Città in movimento, il trasporto che vogliamo

Città in movimento, il trasporto che vogliamo

PESCARA – Il 22 novembre 2025, nella Sala Flaiano dell’Aurum di Pescara, si è svolta la tavola rotonda “Città in movimento, il trasporto che vogliamo”, organizzata dal gruppo consiliare AVS Radici in Comune e coordinata dalla consigliera Simona Barba. L’incontro è stato pensato come un’occasione di confronto aperto, con l’obiettivo di mettere in dialogo istituzioni, tecnici, associazioni e cittadinanza sui temi chiave della mobilità urbana e metropolitana.

Le relazioni iniziali di Luciano D’Amico e Fabrizio Montefusco hanno offerto un quadro articolato da cui partire. Montefusco ha presentato un’analisi dettagliata del trasporto pubblico locale, evidenziando come le 1.548 corse giornaliere, pur rappresentando un impegno significativo, risultino fortemente concentrate sugli orari scolastici, con sovraffollamenti e carenze in altre fasce della giornata. Il caso dei circa 4.000 lavoratori del polo ospedaliero, per molti dei quali è difficile raggiungere il turno del mattino con i mezzi pubblici, ha aperto una riflessione sulla capacità del sistema di rispondere alle esigenze reali della città. Anche l’assenza di un collegamento diretto tra Montesilvano e l’ospedale è stata richiamata come un limite significativo.

Nel suo contributo, Giancarlo Odoardi ha ripreso il tema della governance, sottolineando come Pescara disponga già di strumenti avanzati di pianificazione — dal PUMS al Biciplan fino al Piano degli Orari — che tuttavia faticano a tradursi in azioni continuative. La discussione ha evidenziato la necessità di un coordinamento più solido, capace di rendere operative competenze e conoscenze già presenti sul territorio, inclusi i Piani Spostamento Casa-Lavoro e il ruolo dei Mobility Manager, che potrebbero assumere maggiore rilevanza all’interno di un quadro più organico.

Luciano D’Amico ha proposto di collocare Pescara all’interno di una visione di Area Vasta che coinvolga anche Chieti, Francavilla e Spoltore, evidenziando come una mobilità più efficiente possa incidere positivamente sul futuro economico del territorio.
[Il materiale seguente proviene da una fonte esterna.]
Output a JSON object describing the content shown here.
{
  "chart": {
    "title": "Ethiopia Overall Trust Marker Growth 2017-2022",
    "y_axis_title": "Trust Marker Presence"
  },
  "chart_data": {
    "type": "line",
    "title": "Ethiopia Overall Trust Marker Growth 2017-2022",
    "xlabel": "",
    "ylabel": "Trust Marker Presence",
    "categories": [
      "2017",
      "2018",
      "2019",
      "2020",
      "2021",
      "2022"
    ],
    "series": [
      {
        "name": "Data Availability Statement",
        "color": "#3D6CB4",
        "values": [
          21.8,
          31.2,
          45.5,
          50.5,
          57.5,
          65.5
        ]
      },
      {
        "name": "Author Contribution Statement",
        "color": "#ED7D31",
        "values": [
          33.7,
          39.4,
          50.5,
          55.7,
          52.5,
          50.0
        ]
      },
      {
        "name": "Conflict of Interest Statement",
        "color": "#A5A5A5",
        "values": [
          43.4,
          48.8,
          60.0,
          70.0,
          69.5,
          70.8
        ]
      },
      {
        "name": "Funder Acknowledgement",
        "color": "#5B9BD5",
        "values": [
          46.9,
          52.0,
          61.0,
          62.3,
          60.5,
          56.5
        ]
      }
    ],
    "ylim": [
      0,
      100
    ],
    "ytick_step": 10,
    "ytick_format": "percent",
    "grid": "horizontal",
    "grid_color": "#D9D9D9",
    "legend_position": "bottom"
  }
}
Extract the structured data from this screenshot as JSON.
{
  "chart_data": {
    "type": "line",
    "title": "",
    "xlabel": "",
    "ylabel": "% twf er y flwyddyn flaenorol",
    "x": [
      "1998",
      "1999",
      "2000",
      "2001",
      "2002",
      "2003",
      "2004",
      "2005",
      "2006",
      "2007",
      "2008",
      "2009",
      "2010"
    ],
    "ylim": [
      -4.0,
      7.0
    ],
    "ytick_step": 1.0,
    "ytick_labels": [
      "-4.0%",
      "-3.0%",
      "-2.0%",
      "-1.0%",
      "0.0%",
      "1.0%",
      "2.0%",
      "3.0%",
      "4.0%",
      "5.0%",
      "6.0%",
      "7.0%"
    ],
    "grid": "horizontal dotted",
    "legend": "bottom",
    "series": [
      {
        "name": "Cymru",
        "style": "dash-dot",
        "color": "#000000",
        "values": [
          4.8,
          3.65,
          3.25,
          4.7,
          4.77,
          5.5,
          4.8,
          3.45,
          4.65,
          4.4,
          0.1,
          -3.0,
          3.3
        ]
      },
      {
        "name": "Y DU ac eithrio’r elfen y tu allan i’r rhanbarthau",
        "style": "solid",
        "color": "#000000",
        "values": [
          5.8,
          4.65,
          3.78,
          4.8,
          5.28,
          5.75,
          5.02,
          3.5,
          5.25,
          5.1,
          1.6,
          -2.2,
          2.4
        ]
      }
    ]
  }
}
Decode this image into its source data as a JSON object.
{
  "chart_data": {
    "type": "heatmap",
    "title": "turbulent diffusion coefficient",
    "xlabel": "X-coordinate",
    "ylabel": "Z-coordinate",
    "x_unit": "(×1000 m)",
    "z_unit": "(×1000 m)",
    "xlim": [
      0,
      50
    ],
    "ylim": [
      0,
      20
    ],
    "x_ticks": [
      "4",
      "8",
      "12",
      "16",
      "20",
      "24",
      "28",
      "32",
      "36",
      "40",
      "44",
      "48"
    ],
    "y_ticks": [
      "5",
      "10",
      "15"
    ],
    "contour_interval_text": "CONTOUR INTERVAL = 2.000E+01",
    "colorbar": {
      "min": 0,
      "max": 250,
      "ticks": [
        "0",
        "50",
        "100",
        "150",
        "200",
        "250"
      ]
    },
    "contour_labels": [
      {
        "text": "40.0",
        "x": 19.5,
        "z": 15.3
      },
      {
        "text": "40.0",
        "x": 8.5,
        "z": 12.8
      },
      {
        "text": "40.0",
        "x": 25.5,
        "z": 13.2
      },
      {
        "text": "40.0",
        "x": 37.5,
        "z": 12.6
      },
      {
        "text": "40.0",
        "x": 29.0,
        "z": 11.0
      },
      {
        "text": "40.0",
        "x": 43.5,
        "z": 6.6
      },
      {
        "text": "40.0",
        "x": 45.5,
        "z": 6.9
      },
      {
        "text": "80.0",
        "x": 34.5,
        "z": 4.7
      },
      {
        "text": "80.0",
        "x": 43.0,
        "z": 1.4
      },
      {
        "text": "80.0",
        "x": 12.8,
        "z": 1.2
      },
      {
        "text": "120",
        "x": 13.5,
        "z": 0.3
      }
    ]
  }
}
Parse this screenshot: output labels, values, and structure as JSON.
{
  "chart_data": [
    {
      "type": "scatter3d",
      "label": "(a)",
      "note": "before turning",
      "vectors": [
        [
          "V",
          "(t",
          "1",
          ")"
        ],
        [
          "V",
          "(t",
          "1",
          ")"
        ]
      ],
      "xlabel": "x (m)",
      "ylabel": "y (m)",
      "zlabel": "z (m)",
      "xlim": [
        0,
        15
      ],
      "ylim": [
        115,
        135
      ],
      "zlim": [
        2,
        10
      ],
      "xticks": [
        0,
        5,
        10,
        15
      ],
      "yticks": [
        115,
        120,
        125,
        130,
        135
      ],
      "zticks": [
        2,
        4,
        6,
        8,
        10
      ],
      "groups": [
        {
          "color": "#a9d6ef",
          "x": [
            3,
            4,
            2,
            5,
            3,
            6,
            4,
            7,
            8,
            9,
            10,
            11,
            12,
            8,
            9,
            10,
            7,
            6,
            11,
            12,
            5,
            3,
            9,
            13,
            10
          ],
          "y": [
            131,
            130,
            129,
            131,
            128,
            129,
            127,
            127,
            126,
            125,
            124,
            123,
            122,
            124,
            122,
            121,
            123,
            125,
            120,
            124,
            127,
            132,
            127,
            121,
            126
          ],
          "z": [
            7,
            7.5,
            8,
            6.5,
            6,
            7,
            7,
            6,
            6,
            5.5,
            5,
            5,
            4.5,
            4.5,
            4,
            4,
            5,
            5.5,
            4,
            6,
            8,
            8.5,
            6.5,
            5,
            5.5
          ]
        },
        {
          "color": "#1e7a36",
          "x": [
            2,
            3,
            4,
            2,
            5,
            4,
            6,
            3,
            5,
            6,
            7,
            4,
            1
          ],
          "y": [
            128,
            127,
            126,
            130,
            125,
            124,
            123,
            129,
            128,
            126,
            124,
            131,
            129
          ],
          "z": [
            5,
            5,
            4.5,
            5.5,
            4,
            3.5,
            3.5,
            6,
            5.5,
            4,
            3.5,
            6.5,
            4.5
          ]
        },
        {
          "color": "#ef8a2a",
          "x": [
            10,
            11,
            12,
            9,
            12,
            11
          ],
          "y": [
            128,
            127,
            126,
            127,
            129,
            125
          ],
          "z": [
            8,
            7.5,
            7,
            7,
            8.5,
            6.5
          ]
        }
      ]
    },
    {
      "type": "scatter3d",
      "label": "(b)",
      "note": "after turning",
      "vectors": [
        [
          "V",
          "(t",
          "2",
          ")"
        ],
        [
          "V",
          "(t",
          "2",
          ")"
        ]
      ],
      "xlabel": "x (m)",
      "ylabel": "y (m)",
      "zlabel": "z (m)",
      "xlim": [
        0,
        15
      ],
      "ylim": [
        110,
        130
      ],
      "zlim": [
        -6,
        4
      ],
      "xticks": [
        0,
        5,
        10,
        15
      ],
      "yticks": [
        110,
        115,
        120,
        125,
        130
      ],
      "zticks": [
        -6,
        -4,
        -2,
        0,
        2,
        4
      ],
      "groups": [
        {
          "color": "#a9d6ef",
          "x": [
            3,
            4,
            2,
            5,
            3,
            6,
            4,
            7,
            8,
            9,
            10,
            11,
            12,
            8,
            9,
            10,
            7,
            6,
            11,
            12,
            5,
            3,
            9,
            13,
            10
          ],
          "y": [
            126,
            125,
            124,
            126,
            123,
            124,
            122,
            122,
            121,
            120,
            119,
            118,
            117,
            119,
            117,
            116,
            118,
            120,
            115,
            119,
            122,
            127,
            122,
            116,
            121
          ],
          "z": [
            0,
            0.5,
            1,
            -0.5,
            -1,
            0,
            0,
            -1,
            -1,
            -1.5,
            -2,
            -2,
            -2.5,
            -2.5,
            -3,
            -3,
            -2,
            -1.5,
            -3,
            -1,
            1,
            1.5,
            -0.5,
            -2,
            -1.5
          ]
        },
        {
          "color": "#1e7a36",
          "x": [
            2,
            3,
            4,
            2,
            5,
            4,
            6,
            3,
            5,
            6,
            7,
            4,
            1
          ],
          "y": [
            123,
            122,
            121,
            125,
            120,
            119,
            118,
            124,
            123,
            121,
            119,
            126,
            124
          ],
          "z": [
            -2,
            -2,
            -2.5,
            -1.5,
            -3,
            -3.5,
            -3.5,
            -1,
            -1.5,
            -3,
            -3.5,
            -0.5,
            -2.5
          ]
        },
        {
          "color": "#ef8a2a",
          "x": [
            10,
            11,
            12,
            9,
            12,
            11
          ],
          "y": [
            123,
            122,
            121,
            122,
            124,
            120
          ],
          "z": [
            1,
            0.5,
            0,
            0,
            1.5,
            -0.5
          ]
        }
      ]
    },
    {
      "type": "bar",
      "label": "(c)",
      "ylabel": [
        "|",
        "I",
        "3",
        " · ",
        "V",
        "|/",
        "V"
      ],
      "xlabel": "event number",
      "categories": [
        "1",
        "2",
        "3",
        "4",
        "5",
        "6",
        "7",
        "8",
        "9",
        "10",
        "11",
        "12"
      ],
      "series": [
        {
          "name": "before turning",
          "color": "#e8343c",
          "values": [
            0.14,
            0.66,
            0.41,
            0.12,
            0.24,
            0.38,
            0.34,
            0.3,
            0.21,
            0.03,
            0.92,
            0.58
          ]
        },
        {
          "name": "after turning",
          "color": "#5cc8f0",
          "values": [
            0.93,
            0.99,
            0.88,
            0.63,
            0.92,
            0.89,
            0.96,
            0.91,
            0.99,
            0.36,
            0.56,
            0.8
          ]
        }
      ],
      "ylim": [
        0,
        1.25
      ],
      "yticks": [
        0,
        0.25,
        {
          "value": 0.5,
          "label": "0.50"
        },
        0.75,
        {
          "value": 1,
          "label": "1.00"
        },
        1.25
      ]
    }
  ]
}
Ha inoltre introdotto idee come un sistema ad alta capacità e, in prospettiva, la possibilità di un trasporto pubblico gratuito finanziato attraverso una lieve rimodulazione delle accise, stimolando un confronto interessante sulle implicazioni sociali e ambientali.

Nel dibattito sono intervenuti anche Carlo Costantini e Luigi Albore Mascia. Costantini ha invitato a riflettere sul ruolo di TUA e su come una maggiore apertura del sistema potrebbe favorire soluzioni più flessibili, rilanciando l’ipotesi di una metropolitana di superficie basata sulla rete ferroviaria esistente. Mascia ha invece richiamato il valore della continuità amministrativa, ricordando come i progressi, soprattutto nella micromobilità, rischino di essere vanificati dai frequenti cambi di indirizzo politico.

Dalle diverse prospettive emerse, è apparso chiaro che il territorio dispone già di analisi, strumenti e idee utili per migliorare il sistema dei trasporti. La sfida, oggi, sembra essere soprattutto quella di trasformare queste risorse in decisioni coordinate e stabili, capaci di produrre effetti concreti sulla qualità della vita. Il clima costruttivo dell’incontro all’Aurum ha mostrato la disponibilità a lavorare in questa direzione, con la consapevolezza che solo una collaborazione duratura tra istituzioni, tecnici e cittadini potrà garantire a Pescara una mobilità moderna e all’altezza delle sue ambizioni.